Keteladanan dikokohkan, agar rakyat tak hilang panutannya terhadap pemerintah. Negara akuarium mendeskripsikan tatanan Negara yang memposisikan rakyat begitu telanjang. Namun, pemerintah jauh dari praktek-praktek transparan itu. Mereka berada di luar akuarium. Pemilik akuarium, itulah yang tidak adil.
Bernegara seperti hanya melakukan akrobat. Menampilkan tontonan yang baik, sekedar memuaskan penonton. Posisi penonton disini, sekaligus dirangkap pemerintah dan pemodal. Kemudian rakyat diadu, menjadi kompetitor. Para penguasa itu tertawa 'termehek-mehek' melihat rakyat saling menuding. Rakyat dihadap-hadapkan untuk saling menyalahkan.

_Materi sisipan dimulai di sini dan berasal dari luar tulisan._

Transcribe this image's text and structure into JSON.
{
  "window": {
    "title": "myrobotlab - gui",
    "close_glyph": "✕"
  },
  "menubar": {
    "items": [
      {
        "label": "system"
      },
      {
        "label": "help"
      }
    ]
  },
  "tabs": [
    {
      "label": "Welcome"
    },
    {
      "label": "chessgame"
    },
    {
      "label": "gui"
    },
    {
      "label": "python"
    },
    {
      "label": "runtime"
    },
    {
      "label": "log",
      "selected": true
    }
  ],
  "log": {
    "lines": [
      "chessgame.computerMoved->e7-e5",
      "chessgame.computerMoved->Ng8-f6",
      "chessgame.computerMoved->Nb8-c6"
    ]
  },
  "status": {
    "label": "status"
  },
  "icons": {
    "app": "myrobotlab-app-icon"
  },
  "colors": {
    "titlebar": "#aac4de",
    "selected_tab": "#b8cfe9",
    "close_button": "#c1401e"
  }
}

Siapa yang paling nasionalis. Siapa yang paling Pancasilais, siapa yang radikalis dan teroris dan seterusnya. Tuduh-menuduh itu berkembang di tengah rakyat. Sedangkan para koruptor itu tidak terpantau, mereka melenggang manis. Terus-menerus mencuri. Bahkan sedihnya, sebagian mereka dilindungi. Takut dibongkar aib-aib korupsinya.
Negara akuarium menampilkan potret keraguan dan saling curiga. Karena pemerintah belum percaya rakyatnya itu tertib dan disiplin, maka aturan-aturan itu dibuat. Bahkan Undang-Undang Keterbukaan Informasi Publik hanya bersifat formalitas, lembek. Penerapannya masih jauh dari harapan.

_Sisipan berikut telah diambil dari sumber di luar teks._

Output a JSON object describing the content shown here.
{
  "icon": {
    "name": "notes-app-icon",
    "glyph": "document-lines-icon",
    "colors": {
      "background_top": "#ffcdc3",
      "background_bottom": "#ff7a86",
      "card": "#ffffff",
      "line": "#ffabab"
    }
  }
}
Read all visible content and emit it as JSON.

Undang-undang ITE yang diperketat. Tandanya pemerintah takut dikritik rakyatnya sendiri. Harusnya UU tersebut dihapus. Percayalah yang dikritik atau dihujat rakyat itu demi kepentingan memajukan Negara Indonesia tercinta. Pemerintah tidak perlu bengis dan galak pada rakyatnya sendiri.

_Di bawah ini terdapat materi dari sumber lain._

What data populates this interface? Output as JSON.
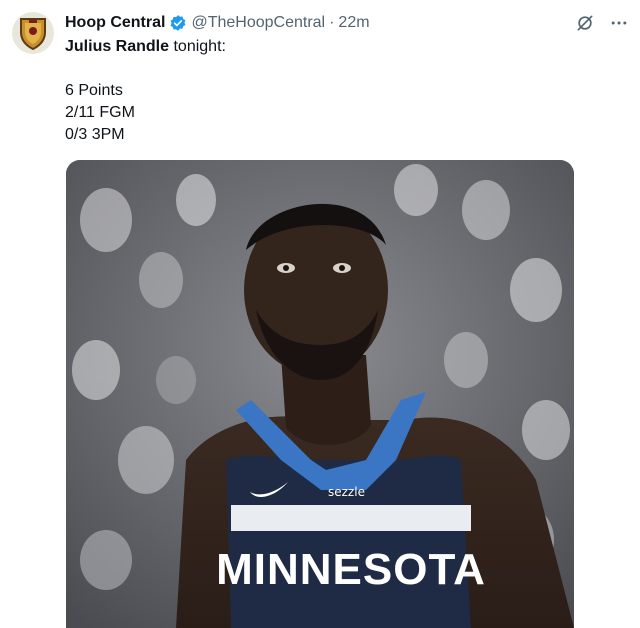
{
  "account": {
    "name": "Hoop Central",
    "handle": "@TheHoopCentral",
    "separator": "·",
    "time": "22m",
    "avatar_icon": "shield-logo-icon",
    "verified_icon": "verified-badge-icon"
  },
  "toolbar": {
    "grok_icon": "grok-icon",
    "more_icon": "more-options-icon"
  },
  "tweet": {
    "subject": "Julius Randle",
    "rest": " tonight:",
    "stats": [
      "6 Points",
      "2/11 FGM",
      "0/3 3PM"
    ]
  },
  "media": {
    "jersey_text": "MINNESOTA",
    "sponsor_text": "sezzle",
    "accent_color": "#1d9bf0",
    "jersey_color": "#1f2a44"
  }
}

Panggung diskriminasi itu bernama negara akuarium. Istilah populernya negara transparan. Alasan transparansi itu nyatanya hanya diterapkan ke rakyat. Terlebih mereka yang dianggap lawan politik pemerintah. Padahal, semestinya transparansi (akuarium) dialamatkan untuk pelayanan publik. Untuk pemerintah yang mengelola uang, aset, dan sumber daya alam milik rakyat. Â
Memang pemerintah sering melakukan kriminalisasi terhadap lawan-lawan politiknya. Akhirnya transparansi, demokrasi dan HAM menjadi dalil pemerintah. Seperti inilah bukti apologi nyata dari permainan politik pemerintah yang tidak negarawan.